Sales have been very weak, with most of their large listed companies reporting they are only achieving less than 30% of their sales targets, and that is even after more than 200 cities have rolled out policy measures to support the struggling housing market. Nothing authorities are doing there is helping yet.

That is having a direct impact on commodity prices, like copper and iron ore.

The UST 10yr yield starts today down -8 bps at 3.15%. The UST 2-10 rate curve is marginally steeper at +9 bps and their 1-5 curve is flatter at +41 bps. Their 30 day-10yr curve is however steeper at +215 bps.

The Australian ten year bond is down a very sharp -31 bps at 3.81%, an eye-opening move reflected across all durations. The China Govt ten year bond is -1 bp lower at 2.80%. And the New Zealand Govt ten year will start today -6 bps lower at 4.17%.

On Wall Street, the S&P500 is up +0.9% in its Wednesday session so far. Overnight in Europe, yesterday's positive mood evaporated with markets down about -0.8%.

Tokyo closed yesterday down -0.4%, Hong Kong was down a very sharp -2.6%, and Shanghai closed down -1.2%. The ASX200 ended its Wednesday session down -0.2% which was matched by the NZX50.

The price of gold is now at US$1841/oz in New York and up +US$5.

And oil prices are -US$1.50/bbl lower from this time yesterday at just under US$107/bbl in the US, while the international Brent price is now just over US$110/bbl.

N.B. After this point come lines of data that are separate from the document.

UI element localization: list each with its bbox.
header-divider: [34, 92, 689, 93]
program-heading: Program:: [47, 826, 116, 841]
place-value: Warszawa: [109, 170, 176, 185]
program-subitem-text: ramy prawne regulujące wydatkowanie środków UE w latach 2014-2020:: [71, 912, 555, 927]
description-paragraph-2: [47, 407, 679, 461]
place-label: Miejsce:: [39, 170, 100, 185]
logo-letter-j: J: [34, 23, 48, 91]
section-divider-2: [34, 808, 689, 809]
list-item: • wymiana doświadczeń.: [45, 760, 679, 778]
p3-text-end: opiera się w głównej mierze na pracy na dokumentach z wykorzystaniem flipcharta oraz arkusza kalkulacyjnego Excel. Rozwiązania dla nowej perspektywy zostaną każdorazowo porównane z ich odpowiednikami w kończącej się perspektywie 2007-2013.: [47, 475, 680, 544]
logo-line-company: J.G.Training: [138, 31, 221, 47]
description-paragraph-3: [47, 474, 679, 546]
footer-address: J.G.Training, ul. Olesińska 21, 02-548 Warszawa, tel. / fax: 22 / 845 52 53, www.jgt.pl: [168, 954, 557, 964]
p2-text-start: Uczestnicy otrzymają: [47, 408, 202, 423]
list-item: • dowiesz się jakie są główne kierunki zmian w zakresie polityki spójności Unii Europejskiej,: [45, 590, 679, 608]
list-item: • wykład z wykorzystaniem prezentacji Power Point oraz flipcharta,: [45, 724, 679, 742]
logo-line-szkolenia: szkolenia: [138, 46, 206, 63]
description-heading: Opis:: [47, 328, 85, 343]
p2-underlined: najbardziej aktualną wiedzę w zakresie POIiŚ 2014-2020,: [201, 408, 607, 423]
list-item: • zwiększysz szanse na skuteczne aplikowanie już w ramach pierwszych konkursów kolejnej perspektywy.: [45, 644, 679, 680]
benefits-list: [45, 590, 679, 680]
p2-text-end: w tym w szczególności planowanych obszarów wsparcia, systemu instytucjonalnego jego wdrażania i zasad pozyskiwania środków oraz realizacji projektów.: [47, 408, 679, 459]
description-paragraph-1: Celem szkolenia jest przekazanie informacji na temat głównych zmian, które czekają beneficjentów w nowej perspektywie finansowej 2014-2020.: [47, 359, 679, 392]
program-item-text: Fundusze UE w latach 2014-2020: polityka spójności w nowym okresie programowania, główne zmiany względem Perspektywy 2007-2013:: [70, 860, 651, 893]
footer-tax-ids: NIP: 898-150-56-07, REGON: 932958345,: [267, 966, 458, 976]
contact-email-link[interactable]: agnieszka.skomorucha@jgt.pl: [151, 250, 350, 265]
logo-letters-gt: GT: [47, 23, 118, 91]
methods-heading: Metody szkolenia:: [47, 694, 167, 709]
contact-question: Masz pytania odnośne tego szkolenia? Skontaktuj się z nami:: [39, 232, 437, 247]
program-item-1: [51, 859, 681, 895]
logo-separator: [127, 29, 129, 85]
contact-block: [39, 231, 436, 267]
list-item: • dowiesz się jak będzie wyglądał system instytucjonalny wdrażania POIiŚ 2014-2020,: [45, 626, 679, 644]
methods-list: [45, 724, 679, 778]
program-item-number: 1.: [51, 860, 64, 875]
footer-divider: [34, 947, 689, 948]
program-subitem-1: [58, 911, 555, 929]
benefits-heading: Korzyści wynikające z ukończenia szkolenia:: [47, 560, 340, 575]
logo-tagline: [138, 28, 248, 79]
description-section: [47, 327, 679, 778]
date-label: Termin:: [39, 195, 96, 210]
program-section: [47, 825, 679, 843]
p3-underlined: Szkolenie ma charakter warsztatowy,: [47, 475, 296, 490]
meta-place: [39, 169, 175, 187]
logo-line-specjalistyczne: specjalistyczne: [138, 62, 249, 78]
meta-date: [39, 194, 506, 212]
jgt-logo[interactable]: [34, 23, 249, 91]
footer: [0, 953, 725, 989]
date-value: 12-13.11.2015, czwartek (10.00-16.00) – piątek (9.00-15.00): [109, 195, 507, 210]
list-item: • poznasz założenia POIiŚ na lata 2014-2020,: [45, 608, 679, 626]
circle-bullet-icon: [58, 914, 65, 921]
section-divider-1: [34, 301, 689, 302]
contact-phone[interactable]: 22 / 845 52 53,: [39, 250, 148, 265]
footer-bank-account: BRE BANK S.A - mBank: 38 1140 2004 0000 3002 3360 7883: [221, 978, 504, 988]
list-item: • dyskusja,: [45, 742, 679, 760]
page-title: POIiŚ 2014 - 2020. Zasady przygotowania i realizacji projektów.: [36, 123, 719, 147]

The Kiwi dollar will open today at just under 63 USc and -20 bps softer than this time yesterday. Against the Australian dollar we soft 90.7 AUc.

Against the euro we are much lower at 59.5 euro cents. That all means our TWI-5 starts today at just under 70.8, and down -50 bps from this time yesterday.

The bitcoin price has moved up from this time yesterday and is now at US$20,235 and up +1.9%. Volatility over the past 24 hours has been high again at +/- 3.6%.